Africa faces a pressing problem of youth unemployment. Steadily worsening over the years, youth unemployment on the continent stands at 60 percent. Collective action is needed to find solutions while addressing the structural causes of the problem.
Africa’s youth (aged 15-24) comprise 32 percent the working-age population and 10.6 percent of the unemployed. The face of Africa’s youth is an eighteen-and-a-half-year-old female living in a rural area, with some education and literacy but not attending school. Her main challenge is finding and sustaining productive employment with a reasonable income.
There are several dimensions to the problem of youth unemployment but let’s focus on two. First, there’s a demographic dimension: Africa’s population profile is shaped like a typical pyramid with a “youth bulge” at the base.
Almost half of Africa’s population is under 25; about 75 percent is under 35. By 2050, Africa will account for 35.5 percent of all people aged 15 to 24 or about 462 million of the total 1.3 billion persons globally.

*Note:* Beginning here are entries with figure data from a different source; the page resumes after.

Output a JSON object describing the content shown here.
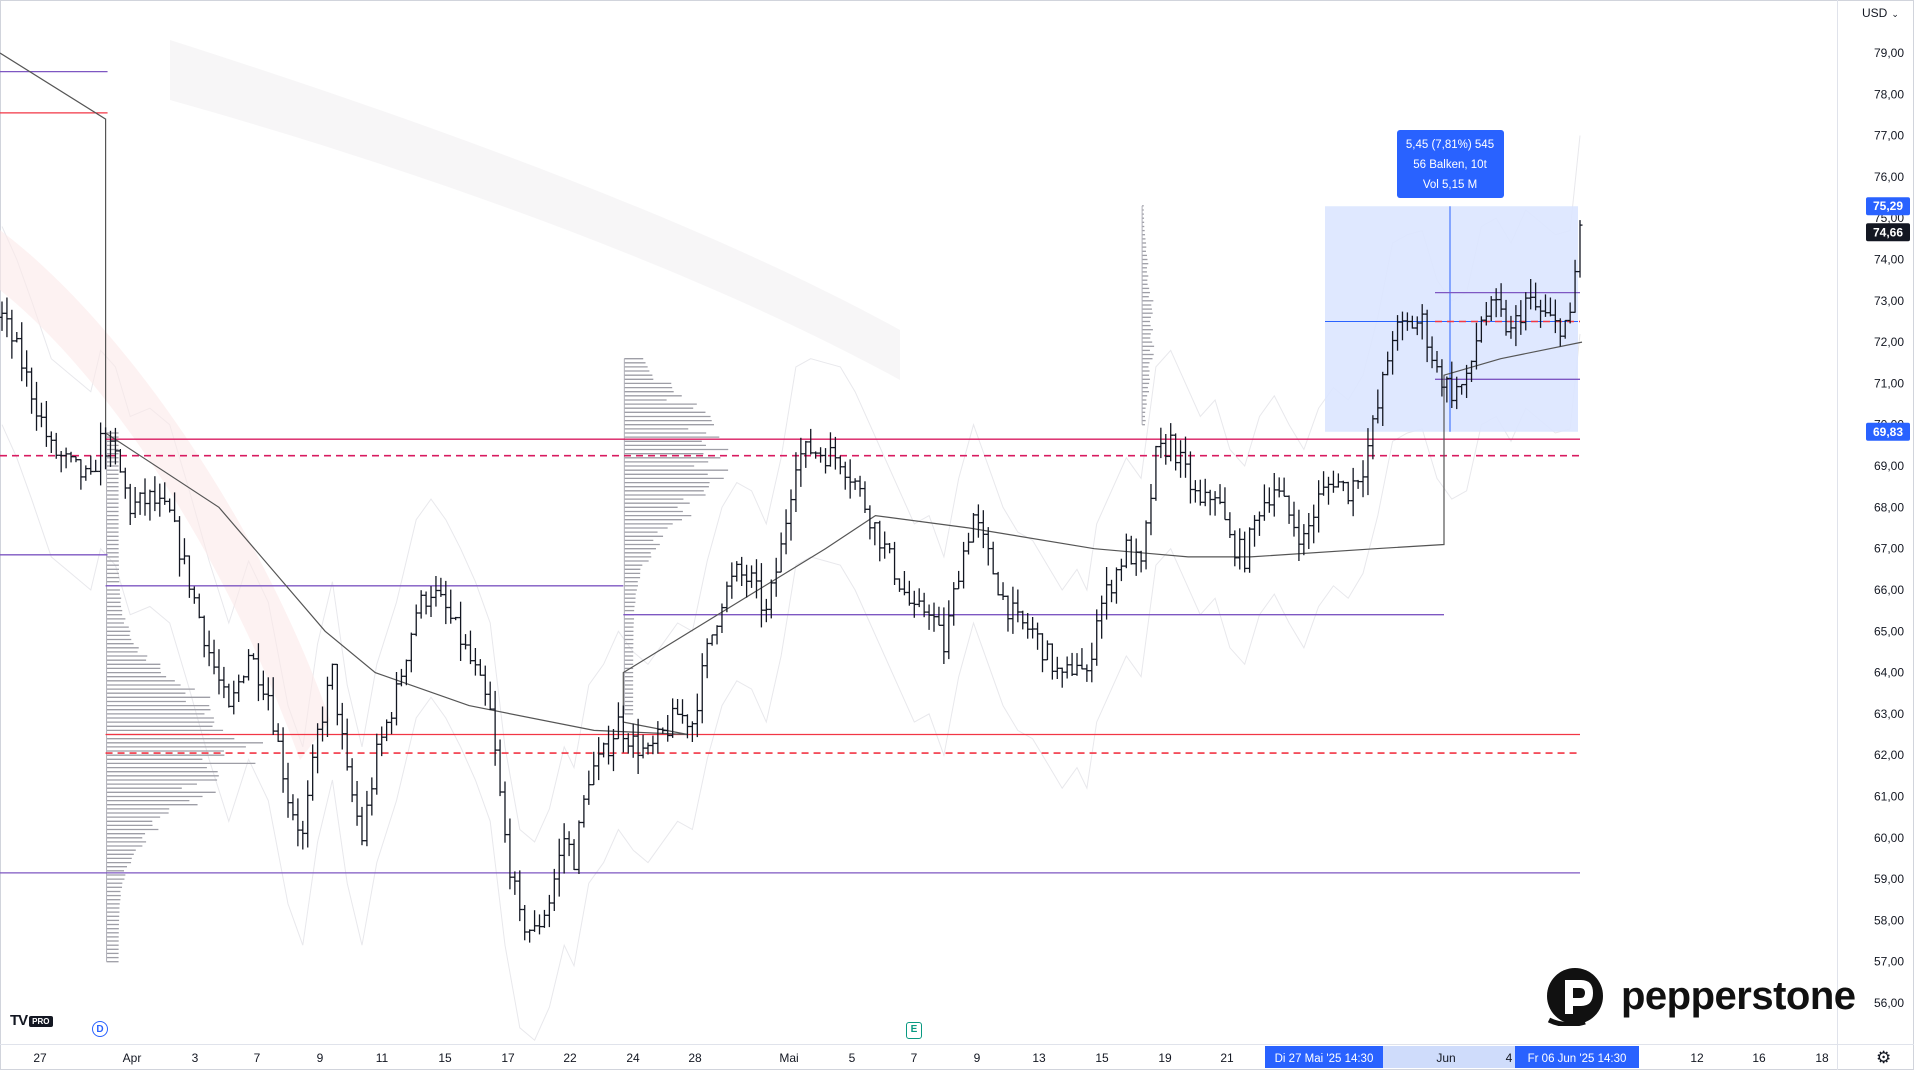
{
  "currency": "USD",
  "logo": {
    "text": "TV",
    "badge": "PRO"
  },
  "indicator_badges": {
    "dividend": "D",
    "earnings": "E"
  },
  "brand": {
    "name": "pepperstone"
  },
  "measure": {
    "line1": "5,45 (7,81%) 545",
    "line2": "56 Balken, 10t",
    "line3": "Vol 5,15 M",
    "high_label": "75,29",
    "low_label": "69,83"
  },
  "last_price": "74,66",
  "date_markers": {
    "start": "Di 27 Mai '25   14:30",
    "end": "Fr 06 Jun '25   14:30"
  },
  "colors": {
    "bar": "#131722",
    "support_line": "#6a1b9a",
    "resist_line": "#f23645",
    "highlight": "#dbe6ff",
    "accent": "#2962ff"
  },
  "chart_data": {
    "type": "ohlc",
    "y_axis": {
      "ylim": [
        55.6,
        80.2
      ],
      "ticks": [
        "79,00",
        "78,00",
        "77,00",
        "76,00",
        "75,00",
        "74,00",
        "73,00",
        "72,00",
        "71,00",
        "70,00",
        "69,00",
        "68,00",
        "67,00",
        "66,00",
        "65,00",
        "64,00",
        "63,00",
        "62,00",
        "61,00",
        "60,00",
        "59,00",
        "58,00",
        "57,00",
        "56,00"
      ]
    },
    "x_axis": {
      "ticks": [
        "27",
        "Apr",
        "3",
        "7",
        "9",
        "11",
        "15",
        "17",
        "22",
        "24",
        "28",
        "Mai",
        "5",
        "7",
        "9",
        "13",
        "15",
        "19",
        "21",
        "Jun",
        "4",
        "12",
        "16",
        "18"
      ]
    },
    "grid": false,
    "session_breaks": [
      {
        "date": "Apr",
        "x_index": 21
      },
      {
        "date": "Mai",
        "x_index": 126
      }
    ],
    "horizontal_levels": [
      {
        "value": 78.55,
        "color": "#7e57c2",
        "from_index": 0,
        "to_index": 21
      },
      {
        "value": 77.55,
        "color": "#f23645",
        "from_index": 0,
        "to_index": 21
      },
      {
        "value": 69.65,
        "color": "#d81b60",
        "from_index": 21,
        "to_index": 253
      },
      {
        "value": 69.25,
        "color": "#d81b60",
        "dashed": true,
        "from_index": 0,
        "to_index": 253
      },
      {
        "value": 66.85,
        "color": "#7e57c2",
        "from_index": 0,
        "to_index": 21
      },
      {
        "value": 66.1,
        "color": "#7e57c2",
        "from_index": 21,
        "to_index": 126
      },
      {
        "value": 65.4,
        "color": "#7e57c2",
        "from_index": 126,
        "to_index": 231
      },
      {
        "value": 62.5,
        "color": "#f23645",
        "from_index": 21,
        "to_index": 253
      },
      {
        "value": 62.05,
        "color": "#f23645",
        "dashed": true,
        "from_index": 21,
        "to_index": 47
      },
      {
        "value": 59.15,
        "color": "#7e57c2",
        "from_index": 0,
        "to_index": 253
      },
      {
        "value": 73.2,
        "color": "#7e57c2",
        "from_index": 231,
        "to_index": 253
      },
      {
        "value": 71.1,
        "color": "#7e57c2",
        "from_index": 231,
        "to_index": 253
      },
      {
        "value": 72.5,
        "color": "#f23645",
        "dashed": true,
        "from_index": 231,
        "to_index": 253
      }
    ],
    "anchored_vwap": [
      {
        "x": 0,
        "y": 79.0
      },
      {
        "x": 21,
        "y": 77.4
      },
      {
        "x": 21,
        "y": 69.8
      },
      {
        "x": 35,
        "y": 68.0
      },
      {
        "x": 52,
        "y": 65.0
      },
      {
        "x": 60,
        "y": 64.0
      },
      {
        "x": 75,
        "y": 63.2
      },
      {
        "x": 95,
        "y": 62.6
      },
      {
        "x": 110,
        "y": 62.5
      },
      {
        "x": 126,
        "y": 62.8
      },
      {
        "x": 126,
        "y": 64.0
      },
      {
        "x": 132,
        "y": 67.0
      },
      {
        "x": 140,
        "y": 67.8
      },
      {
        "x": 155,
        "y": 67.5
      },
      {
        "x": 175,
        "y": 67.0
      },
      {
        "x": 190,
        "y": 66.8
      },
      {
        "x": 200,
        "y": 66.8
      },
      {
        "x": 220,
        "y": 67.0
      },
      {
        "x": 231,
        "y": 67.1
      },
      {
        "x": 231,
        "y": 71.2
      },
      {
        "x": 240,
        "y": 71.6
      },
      {
        "x": 253,
        "y": 72.0
      }
    ],
    "volume_profiles": [
      {
        "anchor_index": 21,
        "price_low": 57.0,
        "price_high": 69.8,
        "peak_price": 62.2
      },
      {
        "anchor_index": 126,
        "price_low": 63.0,
        "price_high": 71.6,
        "peak_price": 69.2
      },
      {
        "anchor_index": 231,
        "price_low": 70.0,
        "price_high": 75.3,
        "peak_price": 72.3
      }
    ],
    "measure_range": {
      "from_index": 212,
      "to_index": 253,
      "low": 69.83,
      "high": 75.29
    },
    "last": 74.66
  }
}
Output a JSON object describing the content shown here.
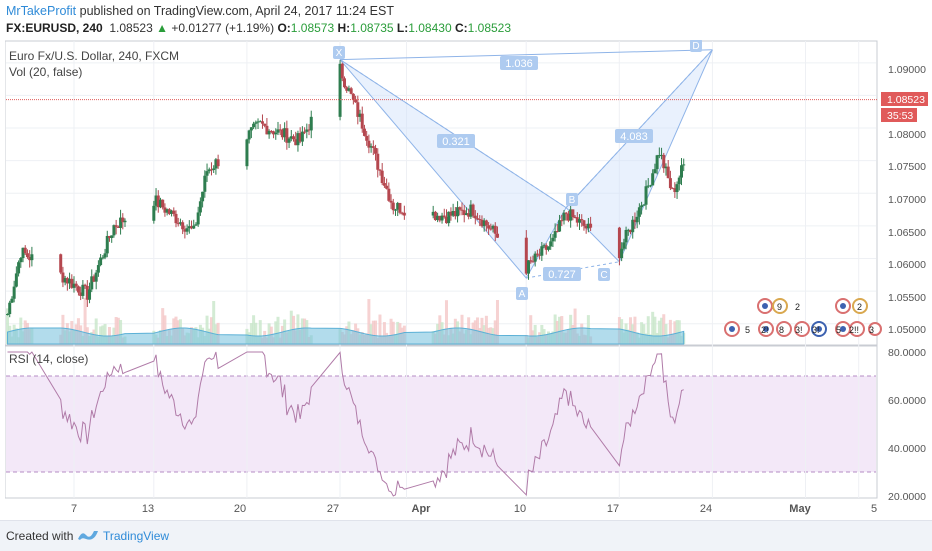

For Kenya, the broader policy questions top of mind include “How many young Kenyans are gainfully employed? How many are actively looking for work, how many are furthering skills and education for employment, how many are inactive, how many are in unpaid domestic work, and how many have given up looking for paid work?” Data research can help pinpoint answers to these questions in the form of granular models and predictions up to 2030.
While a rise in unemployment is a crucial problem, comparing employment data with population data is essential. Understanding the population trends provides further insight into employment trends within 15-35 years old.
With overall population growth, Kenya’s unemployment rates over all age groups have increased from six percent in 2020 to 6.6 percent in 2021 and young people tend to be particularly affected by unemployment.
While of the 15.2 million 17 to 35-year-olds in Kenya, eight million are employed and 1.2 million are unemployed, the more concerning number, which is often overlooked, is that of the six million inactive youth.
Then there is a labour market dimension. The rate at which young people find jobs depends on how prepared the labour market is to receive them and how ready they are for the labour market.
Even with high primary school enrolment with an equal number of girls and boys starting school today, primary school completion can no longer be our goal. Experience worldwide has shown that no nation has achieved a technological and socio-political advance where less than 15 percent of its qualified young citizens have access to tertiary education.
It is not surprising that potential employers in Kenya and elsewhere say that our institutions aren’t graduating people with the skills they need. But, fundamentally, the skills gap and the skill mismatch need to be addressed. The problem is Africa-wide and reflected in Kenya.
We need a plan for action to address these challenges. First, policymakers must build capable states to expand economic opportunities to deliver essential services to citizens. In other words, every Kenyan shilling spent on education, health and other essential services must deliver commensurate value.
We must focus on developing micro, small and medium enterprises as a credible springboard from which to canvas for Foreign Direct Investment. International investors follow the lead of local entrepreneurs.
In addition, policymakers must modernise the curriculum and sponsor programs to assess and re-equip youth, so they have the skills the market will be looking for tomorrow. They must also aim to expand tertiary and university education, explore public-private partnerships, and use technology to innovate and expand education beyond their walls.
While there are challenges, Kenya also has proven potential. It has a dynamic private sector and a vibrant civil society; it is making its mark on the global stage in mobile technology innovation and is vital in the service sector.
Real-time data modelling
The World Data Lab (WDL) together with Mastercard Foundation are partnering to address the youth unemployment challenge in Africa. WDL will lead the development of a pioneering real-time job growth model for young Africans.
The objective is to monitor and forecast employment trends by disaggregating labor force data into sub-groups by age, gender and sector. It will examine employment trends across a minimum of seven countries in Sub-Saharan Africa: starting with Kenya, Rwanda and then Uganda, Ethiopia, Ghana, Nigeria and Senegal.
To initiate the project, WDL will be meeting with public and private sector partners in Nairobi from 1-6 September and Kigali from 7-10 September 2022.
The purpose is to engage on broader objectives of this innovative project and to seek stakeholder views on the youth unemployment challenge in these respective countries. WDL intends to build a robust consultation process as the project evolves to ensure that the findings can be validated and disseminated.
The job growth model will serve as a standard setter for any policy intervention as it will allow for an immediate quantification of proposed policies.
It will also help in evaluating trade-offs of key policy interventions. In addition, it will enable the general public to monitor progress and discuss this critical issue of their country on the basis of credible estimates.